Researchers stated, “With the widespread adoption of electronic health record (EHR) systems, the shortage of primary care physicians has intensified, and burnout rates have risen. By optimizing the process of information extraction and analysis, automatic speech recognition (ASR) technology can enhance voice transcription for EHRs, helping physicians alleviate the so-called administrative burden and deliver higher-quality, more focused medical care.”

 

Another key challenge in the application of voice technology in healthcare lies in safeguarding patient-generated data and ensuring compliance with HIPAA standards. In accordance with U.S. federal and state privacy laws, the U.S. Department of Health and Human Services (HHS) has established the Health Insurance Portability and Accountability Act (HIPAA), which addresses patient safety and the protection of personal privacy. HIPAA sets forth a set of standard measures for healthcare providers to protect patient privacy. Strict adherence to these regulations is mandatory when entering information into electronic health records.

 

Finally, the issue of standardization is addressed.

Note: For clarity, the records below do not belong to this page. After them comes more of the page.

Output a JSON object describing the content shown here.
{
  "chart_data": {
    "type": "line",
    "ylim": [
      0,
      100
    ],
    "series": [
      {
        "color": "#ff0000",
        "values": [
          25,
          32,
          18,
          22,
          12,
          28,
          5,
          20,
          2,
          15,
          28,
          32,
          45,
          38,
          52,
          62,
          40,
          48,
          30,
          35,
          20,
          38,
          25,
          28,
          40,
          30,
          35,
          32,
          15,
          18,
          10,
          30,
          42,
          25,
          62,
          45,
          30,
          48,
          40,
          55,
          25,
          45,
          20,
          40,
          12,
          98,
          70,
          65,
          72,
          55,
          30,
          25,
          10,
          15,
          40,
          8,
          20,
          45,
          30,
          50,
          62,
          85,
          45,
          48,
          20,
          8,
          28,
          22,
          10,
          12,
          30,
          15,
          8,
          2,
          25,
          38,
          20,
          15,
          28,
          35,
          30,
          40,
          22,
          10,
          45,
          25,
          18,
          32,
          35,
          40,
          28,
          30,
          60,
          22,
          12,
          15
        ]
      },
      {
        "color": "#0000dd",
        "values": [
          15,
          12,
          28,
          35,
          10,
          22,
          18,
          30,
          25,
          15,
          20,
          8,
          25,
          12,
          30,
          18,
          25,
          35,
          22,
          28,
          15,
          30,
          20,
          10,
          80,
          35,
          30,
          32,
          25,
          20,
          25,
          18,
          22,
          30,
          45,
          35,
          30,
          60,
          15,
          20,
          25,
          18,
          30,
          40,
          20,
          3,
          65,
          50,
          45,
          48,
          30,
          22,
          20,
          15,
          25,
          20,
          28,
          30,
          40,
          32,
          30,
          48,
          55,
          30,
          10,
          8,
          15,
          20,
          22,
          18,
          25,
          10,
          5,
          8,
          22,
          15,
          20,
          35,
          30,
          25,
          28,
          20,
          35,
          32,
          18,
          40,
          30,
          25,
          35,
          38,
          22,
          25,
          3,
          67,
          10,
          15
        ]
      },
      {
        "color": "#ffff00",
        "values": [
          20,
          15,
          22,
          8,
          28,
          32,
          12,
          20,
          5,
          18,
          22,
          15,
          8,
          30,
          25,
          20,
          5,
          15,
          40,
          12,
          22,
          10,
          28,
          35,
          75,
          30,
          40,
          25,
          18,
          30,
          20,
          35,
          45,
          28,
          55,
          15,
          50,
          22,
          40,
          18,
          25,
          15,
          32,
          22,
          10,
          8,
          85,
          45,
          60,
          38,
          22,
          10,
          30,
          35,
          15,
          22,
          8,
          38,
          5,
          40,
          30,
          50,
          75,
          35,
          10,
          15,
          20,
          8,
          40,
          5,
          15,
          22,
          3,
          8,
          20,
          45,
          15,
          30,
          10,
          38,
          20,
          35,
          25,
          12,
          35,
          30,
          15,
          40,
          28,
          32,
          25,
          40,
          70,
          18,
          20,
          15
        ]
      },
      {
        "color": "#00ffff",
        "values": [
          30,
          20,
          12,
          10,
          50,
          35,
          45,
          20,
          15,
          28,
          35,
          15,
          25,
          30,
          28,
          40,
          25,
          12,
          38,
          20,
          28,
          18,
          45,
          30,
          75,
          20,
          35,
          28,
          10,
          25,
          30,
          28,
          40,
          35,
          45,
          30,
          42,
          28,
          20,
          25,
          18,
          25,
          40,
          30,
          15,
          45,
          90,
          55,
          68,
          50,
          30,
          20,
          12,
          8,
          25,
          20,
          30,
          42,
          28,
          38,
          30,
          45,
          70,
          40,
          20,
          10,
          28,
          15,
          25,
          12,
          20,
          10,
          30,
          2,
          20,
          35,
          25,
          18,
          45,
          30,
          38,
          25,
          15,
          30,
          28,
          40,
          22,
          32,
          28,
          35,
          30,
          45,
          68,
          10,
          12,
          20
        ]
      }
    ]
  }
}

In 2006, the Healthcare Information and Management Systems Society (HIMSS) published the white paper “Electronic Medical Records vs. Electronic Health Records: Yes, There Is a Difference,” which introduced the Electronic Medical Record Adoption Model (EMRAM). This model serves as a basis for evaluating the level of health information technology adoption in healthcare organizations. The HIMSS evaluation focuses on electronic medical record systems and comprises eight stages. Personalized medicine, evidence-based medicine, and evidence-based management all critically depend on the extensive and in-depth use of modern information technology.

 

In addition to imposing strict requirements on the documentation, terminology, and coding of electronic medical records (EMRs), China launched the “Graded Evaluation of EMR System Application Levels” in 2010. Under the relevant standards, EMR system application levels are classified into eight grades. The criteria for each grade encompass both localized requirements for the EMR system and overarching requirements for the entire health information system.

 

Although the application of voice technology in the field of electronic medical records still faces numerous obstacles, reliability, portability, and cost-effectiveness will become key factors for healthcare institutions in adopting transcription tools. The medical transcription industry is considered one of the most promising sectors within healthcare information management, as it is significantly influenced by continuously evolving technologies.

 

Most medical transcription devices consist of built-in speech recognition and memory storage systems. As automatic transcription technology becomes increasingly prevalent, it is expected to replace various analog devices in the near future. Factors such as the rising value of relevant healthcare professionals or in-house transcriptionists, along with the growth of outsourced medical transcription services, are projected to drive market demand in the coming years.